Posts Tagged ‘selection criteria’

EDRM announces its new White Paper Series – and its first White Paper on selection criteria in discovery

Friday, July 23rd, 2010

The Electronic Discovery Reference Model (EDRM), a must-see resource on many aspects of e-discovery, announces its new White Paper Series, in which it offers the views and opinions of experts in the domain. These white papers are evaluated prior to publication and are available for free. The first White Paper, by Gene Eames, David J. Kessler and Andrea L. D’Ambra, focuses on how best to select proper criteria during the discovery process, and makes the case for an iterative approach. In face of ever increasing amounts of data to search in, this approach comes as an answer to the dilemma of, on one hand, containing discovery costs and, on the other hand, demonstrating the use of a defensible discovery process, the goal of which being that no relevant material should remains unfound. It refers to the Sedona guidelines, stating that automated search tools results should be assessed, measured and documented, eventually requiring an iterative process. The documentation should be done bearing in mind that it may serve to demonstrate, with empirical evidence, that a search term is under- or over- inclusive – or both. In sum, the core of the iterative approach

“By testing the data (both what is selected and what is not selected), one can mitigate the risk of systematically missing data and create documentation regarding the reasonableness of the process, while at the same time reduce the amount of money wasted on processing and reviewing irrelevant documents.”

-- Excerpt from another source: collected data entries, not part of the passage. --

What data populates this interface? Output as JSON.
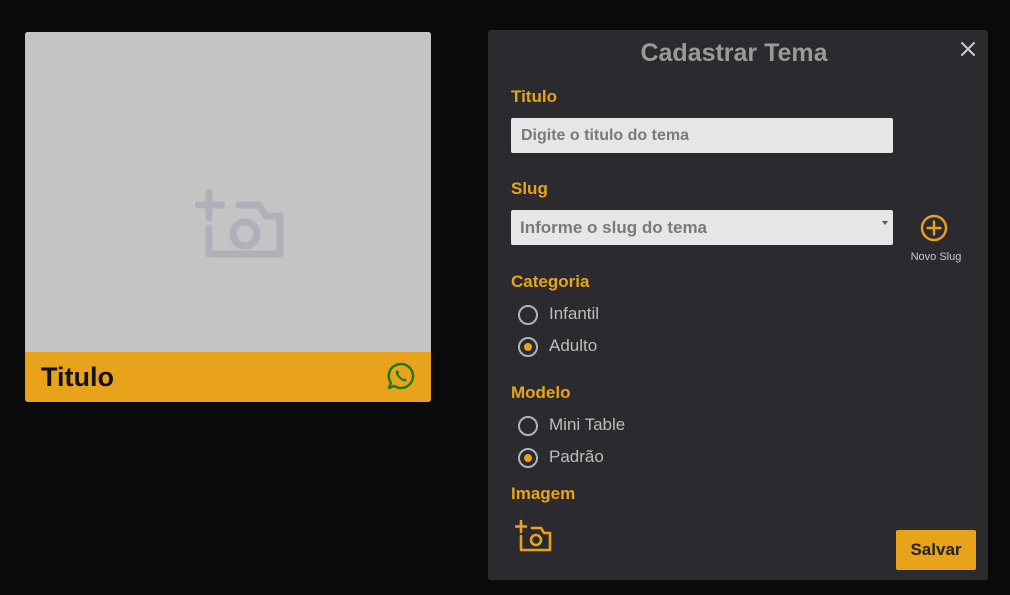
{
  "preview": {
    "title": "Titulo",
    "image_icon": "add-photo-icon",
    "share_icon": "whatsapp-icon"
  },
  "modal": {
    "title": "Cadastrar Tema",
    "close_icon": "close-icon",
    "titulo": {
      "label": "Titulo",
      "placeholder": "Digite o titulo do tema",
      "value": ""
    },
    "slug": {
      "label": "Slug",
      "selected": "Informe o slug do tema",
      "new_slug_label": "Novo Slug",
      "new_slug_icon": "plus-circle-icon"
    },
    "categoria": {
      "label": "Categoria",
      "options": [
        {
          "label": "Infantil",
          "checked": false
        },
        {
          "label": "Adulto",
          "checked": true
        }
      ]
    },
    "modelo": {
      "label": "Modelo",
      "options": [
        {
          "label": "Mini Table",
          "checked": false
        },
        {
          "label": "Padrão",
          "checked": true
        }
      ]
    },
    "imagem": {
      "label": "Imagem",
      "icon": "add-photo-icon"
    },
    "save_label": "Salvar"
  },
  "colors": {
    "accent": "#e9a31a",
    "background": "#0a0a0a",
    "modal_bg": "#2b2a2e",
    "placeholder_bg": "#c4c4c4"
  }
}
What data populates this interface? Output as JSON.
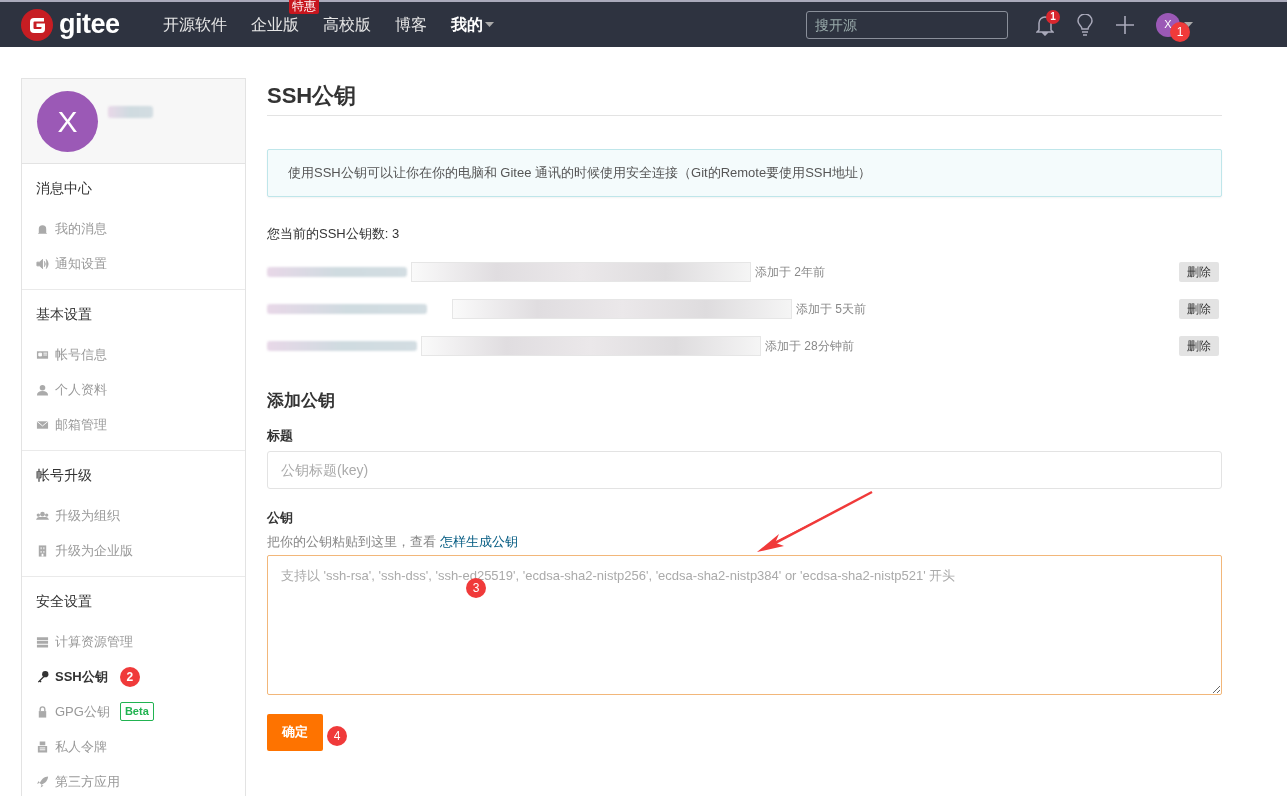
{
  "navbar": {
    "logo": "gitee",
    "links": [
      {
        "label": "开源软件",
        "dropdown": false
      },
      {
        "label": "企业版",
        "badge": "特惠",
        "dropdown": false
      },
      {
        "label": "高校版",
        "dropdown": false
      },
      {
        "label": "博客",
        "dropdown": false
      },
      {
        "label": "我的",
        "dropdown": true
      }
    ],
    "search": {
      "placeholder": "搜开源"
    },
    "notification_count": "1",
    "avatar_letter": "X"
  },
  "sidebar": {
    "avatar_letter": "X",
    "sections": [
      {
        "title": "消息中心",
        "items": [
          {
            "label": "我的消息",
            "selected": false
          },
          {
            "label": "通知设置",
            "selected": false
          }
        ]
      },
      {
        "title": "基本设置",
        "items": [
          {
            "label": "帐号信息",
            "selected": false
          },
          {
            "label": "个人资料",
            "selected": false
          },
          {
            "label": "邮箱管理",
            "selected": false
          }
        ]
      },
      {
        "title": "帐号升级",
        "items": [
          {
            "label": "升级为组织",
            "selected": false
          },
          {
            "label": "升级为企业版",
            "selected": false
          }
        ]
      },
      {
        "title": "安全设置",
        "items": [
          {
            "label": "计算资源管理",
            "selected": false
          },
          {
            "label": "SSH公钥",
            "selected": true
          },
          {
            "label": "GPG公钥",
            "selected": false,
            "tag": "Beta"
          },
          {
            "label": "私人令牌",
            "selected": false
          },
          {
            "label": "第三方应用",
            "selected": false
          }
        ]
      }
    ]
  },
  "main": {
    "title": "SSH公钥",
    "notice": "使用SSH公钥可以让你在你的电脑和 Gitee 通讯的时候使用安全连接（Git的Remote要使用SSH地址）",
    "key_count": "您当前的SSH公钥数: 3",
    "keys": [
      {
        "added": "添加于 2年前",
        "delete_label": "删除"
      },
      {
        "added": "添加于 5天前",
        "delete_label": "删除"
      },
      {
        "added": "添加于 28分钟前",
        "delete_label": "删除"
      }
    ],
    "add_heading": "添加公钥",
    "title_label": "标题",
    "title_placeholder": "公钥标题(key)",
    "key_label": "公钥",
    "key_help": "把你的公钥粘贴到这里，查看",
    "key_help_link": "怎样生成公钥",
    "key_placeholder": "支持以 'ssh-rsa', 'ssh-dss', 'ssh-ed25519', 'ecdsa-sha2-nistp256', 'ecdsa-sha2-nistp384' or 'ecdsa-sha2-nistp521' 开头",
    "submit_label": "确定"
  },
  "annotations": [
    {
      "label": "1"
    },
    {
      "label": "2"
    },
    {
      "label": "3"
    },
    {
      "label": "4"
    }
  ]
}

Its pertinence flows from the understanding that discovery is a global process, and that while costs can be shift further away, it may be cost efficient to shift them in the first steps of the process: the iterative approach to selection criteria may well be such an example. EDRM-2-573

The core of the iterative approach is that, “By testing the data (both what is selected and what is not selected), one can mitigate the risk of systematically missing data and create documentation regarding the reasonableness of the process, while at the same time reduce the amount of money wasted on processing and reviewing irrelevant documents.”